Con il ricorso in cassazione l’imputato ha riproposto gli stessi argomenti che erano stati già disattesi in appello. Come prima motivazione lo stesso ha sostenuto che, contrariamente a quanto affermato dai giudici di merito, il rischio di schiacciamento e intrappolamento, era stato oggetto di una puntuale disamina nel documento unico di valutazione dei rischi interferenziali, ossia quelli relativi alle attività terziarizzate. In tale documento, ha fatto presente lo stesso, sotto forma di allegato a ciascun contratto di appalto, ivi compreso quello intercorso con la ditta per conto della quale lavorava l'operaio infortunato, erano comunicati all'appaltatore rischi presenti nei reparti di produzione, tra cui quello conseguente ad intrappolamento, e si imponeva a ciascuno di coordinarsi con il responsabile del reparto e del settore interessato. Con il secondo motivo il ricorrente ha riproposto la tesi della interruzione del nesso causale riconducendo l'evento alla improvvida ed eccezionale condotta del proprio dipendente.
Diritto
Il ricorso è stato ritenuto dalla Corte di Cassazione manifestamente infondato. La stessa ha fatto presente che la tesi difensiva proposta dal ricorrente è inaccoglibile in sede di legittimità risolvendosi la stessa nella riproposizione di un dissenso sulla valutazione del compendio indiziario già pertinentemente valutato nella sede di merito, e ha evidenziato altresì che la richiesta fatta alla stessa di esprimersi sulla idoneità o meno delle misure precauzionali adottate era improponibile in quanto tale idoneità era stata ampiamente e incensurabilmente esaminata nei primi gradi di giudizio.

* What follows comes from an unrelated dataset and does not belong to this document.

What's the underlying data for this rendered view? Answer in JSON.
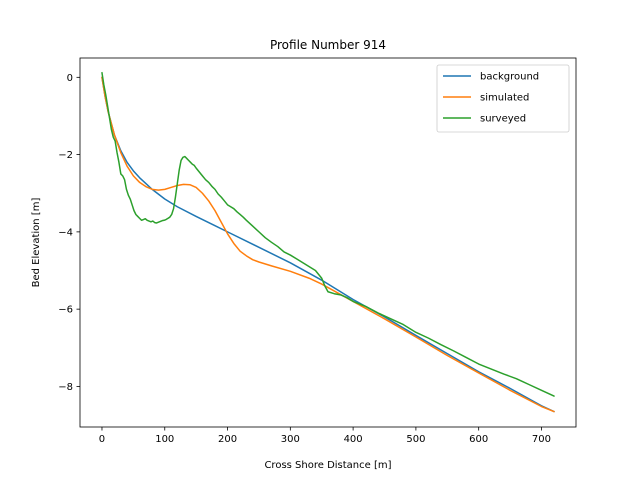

La Sez. IV quindi, con riferimento al tema dell'interruzione del nesso causale, ha precisato che vale il principio, correttamente applicato nel caso in esame, secondo cui “ai fini dell'apprezzamento dell'eventuale interruzione del nesso causale tra la condotta e l'evento (articolo 41, comma secondo, cod. pen.), il comportamento successivo può avere valenza ‘interruttlva’ non perché ‘eccezionale’, ma perché ‘eccentrico rispetto al rischio’ che il garante è chiamato a governare”. “In effetti”, ha così proseguito la suprema Corte, “tale eccentricità potrà rendere in qualche caso (ma non necessariamente) statisticamente eccezionale il comportamento, ma ciò è una conseguenza accidentale, in quanto l'effetto interruttivo può e deve essere individuato in qualsiasi circostanza che introduca un rischio nuovo o comunque radicalmente esorbitante rispetto a quelli che, appunto, il garante è chiamato a governare”.
La Corte di Appello si è mossa quindi, secondo la suprema Corte, in modo aderente al principio sopra indicato evidenziando come il comportamento del dipendente dell'imputato, per quanto colpevole, si è sviluppato nell'ambito delle mansioni conferitegli, non potendo assurgere a causa eccezionale dell'evento, la cui concorrente causa doveva individuarsi proprio nelle carenze organizzative oggetto di contestazione all’imputato.
Il ricorso è stato quindi dichiarato inammissibile e addebitabile a colpa del ricorrente per cui la Corte di Cassazione (Corte Cost., sent. 7¬13 giugno 2000, n. 186), ha condannato il ricorrente al pagamento, oltre che delle spese processuali, anche di una somma di 1.000 euro in favore della cassa delle ammende.